BS || 6

26 8 0
                                    

Dalam keadaan lelah, ia masih berusaha baik-baik saja. Setelah membersihkan diri di kamar mandi, berpakaian, sekarang waktu bagi dirinya untuk turun ke bawah dan makan malam. Seluruh keluarganya sudah berkumpul, tidak terkecuali Albar dan Anaya serta putra putrinya yang memang tinggal serumah dengannya dan kedua orang tuanya. Tersenyum hangat dan menyapa ia lakukan, meski masih tercipta kecanggungan di sana.

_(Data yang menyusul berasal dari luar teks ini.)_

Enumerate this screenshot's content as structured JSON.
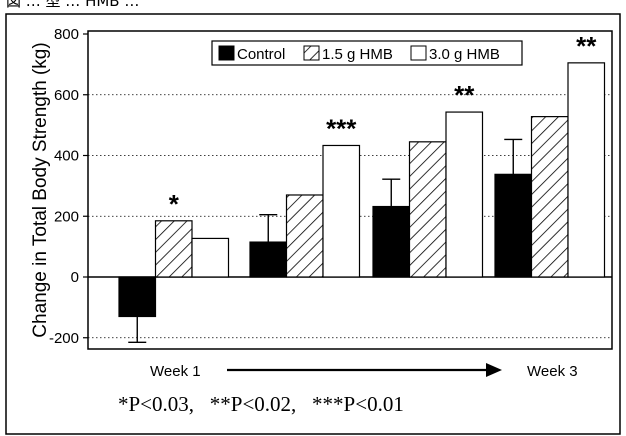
{
  "figure": {
    "header_text": "図 … 型 … HMB …",
    "footnote": "*P<0.03,   **P<0.02,   ***P<0.01"
  },
  "chart_data": {
    "type": "bar",
    "ylabel": "Change in Total Body Strength (kg)",
    "xlabel": "",
    "ylim": [
      -250,
      800
    ],
    "yticks": [
      -200,
      0,
      200,
      400,
      600,
      800
    ],
    "grid": true,
    "legend_position": "top-right",
    "categories": [
      "",
      "",
      "",
      ""
    ],
    "axis_arrow": {
      "start_label": "Week 1",
      "end_label": "Week 3"
    },
    "series": [
      {
        "name": "Control",
        "fill": "solid",
        "color": "#000000",
        "values": [
          -130,
          115,
          232,
          338
        ],
        "error_bars": [
          85,
          90,
          90,
          115
        ]
      },
      {
        "name": "1.5 g HMB",
        "fill": "hatch",
        "color": "#000000",
        "values": [
          185,
          270,
          445,
          528
        ]
      },
      {
        "name": "3.0 g HMB",
        "fill": "open",
        "color": "#ffffff",
        "values": [
          127,
          433,
          543,
          705
        ],
        "annotations": [
          "",
          "***",
          "**",
          "**"
        ]
      }
    ],
    "significance": [
      {
        "category_index": 0,
        "series_index": 1,
        "label": "*"
      },
      {
        "category_index": 1,
        "series_index": 2,
        "label": "***"
      },
      {
        "category_index": 2,
        "series_index": 2,
        "label": "**"
      },
      {
        "category_index": 3,
        "series_index": 2,
        "label": "**"
      }
    ]
  }
}
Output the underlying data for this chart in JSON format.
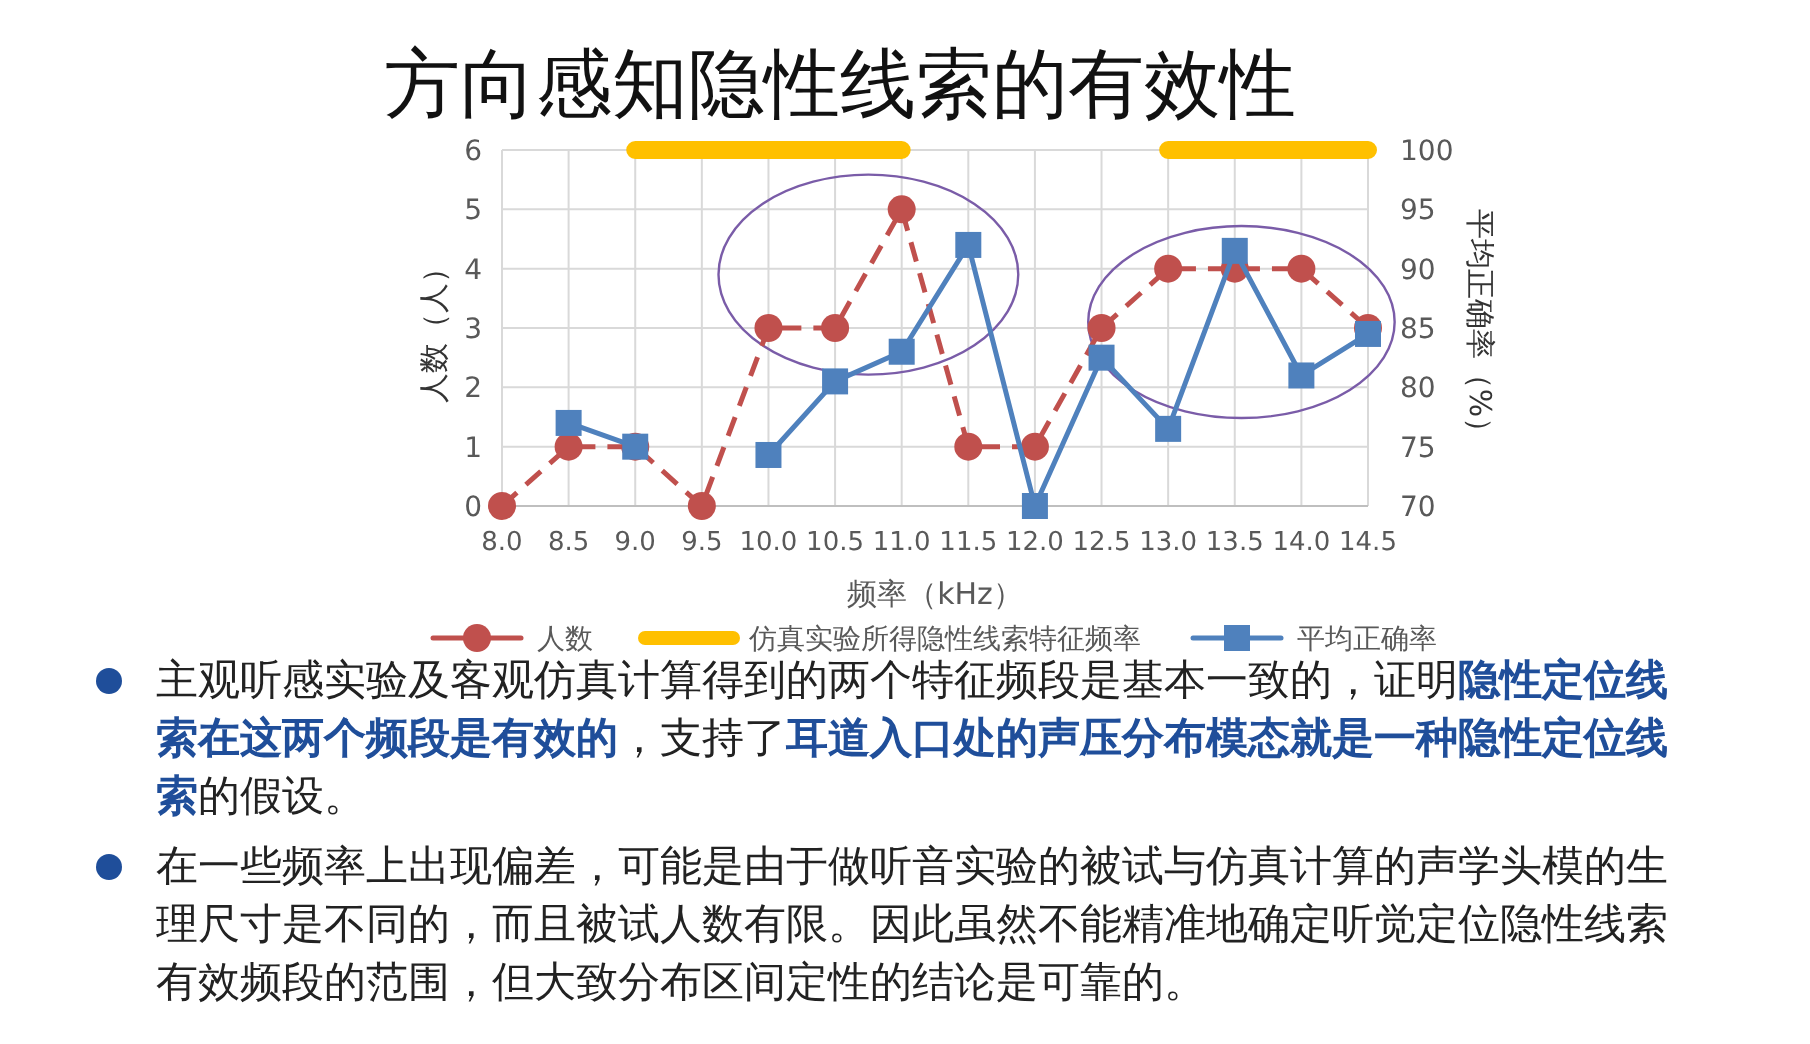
{
  "chart_data": {
    "type": "line",
    "title": "方向感知隐性线索的有效性",
    "xlabel": "频率（kHz）",
    "ylabel": "人数（人）",
    "y2label": "平均正确率（%）",
    "categories": [
      "8.0",
      "8.5",
      "9.0",
      "9.5",
      "10.0",
      "10.5",
      "11.0",
      "11.5",
      "12.0",
      "12.5",
      "13.0",
      "13.5",
      "14.0",
      "14.5"
    ],
    "series": [
      {
        "name": "人数",
        "color": "#c0504d",
        "marker": "circle",
        "line_style": "dashed",
        "values": [
          0,
          1,
          1,
          0,
          3,
          3,
          5,
          1,
          1,
          3,
          4,
          4,
          4,
          3
        ]
      },
      {
        "name": "仿真实验所得隐性线索特征频率",
        "color": "#ffc000",
        "marker": "none",
        "line_style": "solid",
        "values": [
          null,
          null,
          6,
          6,
          6,
          6,
          6,
          null,
          null,
          null,
          6,
          6,
          6,
          6
        ]
      },
      {
        "name": "平均正确率",
        "color": "#4f81bd",
        "marker": "square",
        "line_style": "solid",
        "axis": "y2",
        "values": [
          null,
          77,
          75,
          null,
          74.3,
          80.5,
          83,
          92,
          70,
          82.5,
          76.5,
          91.5,
          81,
          84.5
        ]
      }
    ],
    "ylim": [
      0,
      6
    ],
    "yticks": [
      0,
      1,
      2,
      3,
      4,
      5,
      6
    ],
    "y2lim": [
      70,
      100
    ],
    "y2ticks": [
      70,
      75,
      80,
      85,
      90,
      95,
      100
    ],
    "grid": true,
    "legend": "bottom",
    "annotations": [
      "主观听感实验及客观仿真计算得到的两个特征频段是基本一致的，证明**隐性定位线索在这两个频段是有效的**，支持了**耳道入口处的声压分布模态就是一种隐性定位线索**的假设。",
      "在一些频率上出现偏差，可能是由于做听音实验的被试与仿真计算的声学头模的生理尺寸是不同的，而且被试人数有限。因此虽然不能精准地确定听觉定位隐性线索有效频段的范围，但大致分布区间定性的结论是可靠的。"
    ]
  }
}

"Mau makan apa, Sayang?" ujar Arumi hendak menyiapkan makanan untuk putrinya setelah menyiapkan makanan untuk suaminya—Akbar. Qalbi tersenyum, "Mama makan saja. Biar Qiqi ambil sendiri," ujarnya mulai mengambil nasi dan beberapa lauk yang ia inginkan. "Kamu gak ada jadwal malam ini, Dek?" tanya Akbar memulai perbincangan makan malam. "Tidak ada, Pa. Besok pagi baru aku ada pemeriksaan," jawab Qalbi setelah mengunyah makanan di mulutnya.

"Kalau begitu, sebelum istirahat di kamarmu, Papa mau bicara sebentar dengan kamu, boleh?" pinta Akbar. Qalbi mengangguk, "tentu saja, Pa." Tidak ada lagi obrolan setelah itu. Mereka fokus dengan makanan mereka, sesekali menertawakan kelucuan kedua anak dari Albar.

***

"Bagaimana, Naya? Kara dan Dina sudah tidur?" tanya Akbar pada menantunya. Anaya yang ditanya seperti itu pun mengangguk, "sudah, Pa." Meski begitu, mereka masih tetap menunggu. Pasalnya Qalbi yang akan menjadi bahan perbincangan malam ini, kini tengah sibuk dengan teleponnya yang terus berdering sedari tadi.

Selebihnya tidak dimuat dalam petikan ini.